Every inch of the island was covered in my chosen study species: Uta stansburiana, the side-blotched lizard. At first glance these lizards are unremarkable; they are small and brown, infesting every home in town and scattering like cockroaches when disturbed. However, if you’re able to get your hands on one, you’ll see there’s more to them than meets the eye. They are adorable, managing to look both impish and prehistoric, and have a brilliantly colored throat. They are heliotherms, meaning that they rely on the sun to maintain their body temperature. I aim to explore the nature of their behavioral thermoregulation, but first I need to catch them.
It is 9:00 AM, and I have already been awake for three hours. One of the many secrets to catching lizards is to wake up before they do. Like most people, they are sluggish and slow in the morning, and thus much easier to catch. I stalk around the edges of a dilapidated palapa that sits on the beach in front of our cabins. My lizard-catching partner, Mason Cole, circles around to the other side of the board that I am eying. We each crouch next to one end of the board, taking a moment to make sure that our lizard nooses are ready to go. The nooses in question are crudely constructed metal poles with a loop at the end to tie a slip knot of dental floss that can be slipped over the lizard’s head. We lift up one end of the board and I duck my head underneath it, scanning for movement. I see a small brown flash dart across the sand, and I yell “Lagartija!” We stick our nooses under the board, angling to trap the little guy between the two of us. He puts up a fight, fleeing under another board, then back to the original. Eventually I get my dental floss loop around his neck and jerk up, and the hunt is over. I gently take the loop off the lizard’s neck and flip him over, examining his underside. We record his sex and throat color, then I take the temperature of the lizard and the sand under the board with an infrared temperature gun. Before I take a picture of him, I pull out a tiny bottle of white-out and paint a “23” on his back, marking him as my 23rd lizard caught on the trip so far. I snap a few photos, then place him in the small cooler that is draped around my shoulder. The cooler is filled with the other lizards I have caught today, looking like a team of football players in numbered jerseys.

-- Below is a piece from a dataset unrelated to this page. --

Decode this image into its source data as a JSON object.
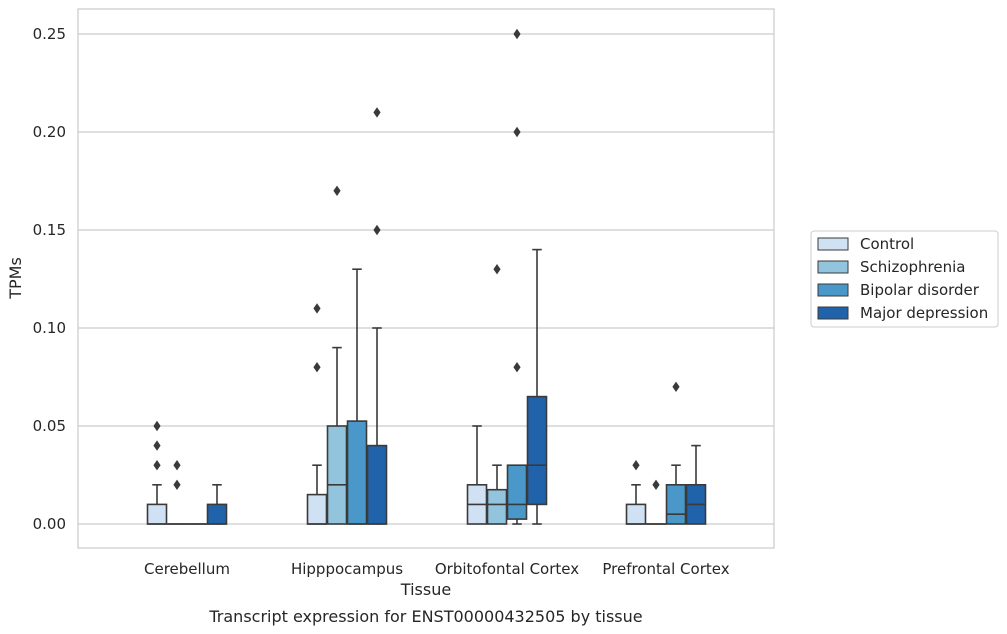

When we have caught enough lizards, we begin the familiar trek up to the research house where I have been running my experiments. I immediately get to work, setting up my row of wooden tracks with heat lamps at one end. As the tracks heat up, I measure and weigh the lizards before placing them back in the cooler, now with a frozen water bottle to cool them down a little. For my experiment, I am looking at how quickly the lizards heat up and how their behavior affects their body temperature, so I want them all to start at a similar body temperature. I place a lizard in the middle of each track, then cover the track with a sheet of mesh. Because of the heat lamps at one end, each lizard has a temperature gradient ranging from 25o C to 45o C, allowing them to move up and down the track to control their body temperature. After allowing them to acclimate for 5 minutes, I begin taking their temperature every 2 minutes for an hour while also taking note of their behavioral changes.
The last step, of course, is to release them back into the wild, confused but otherwise unharmed. With this data I hope to quantify how the lizards on this island thermoregulate, compare them to other populations of Uta stansburiana, and hypothesize how they may react to climate change and rising global temperatures.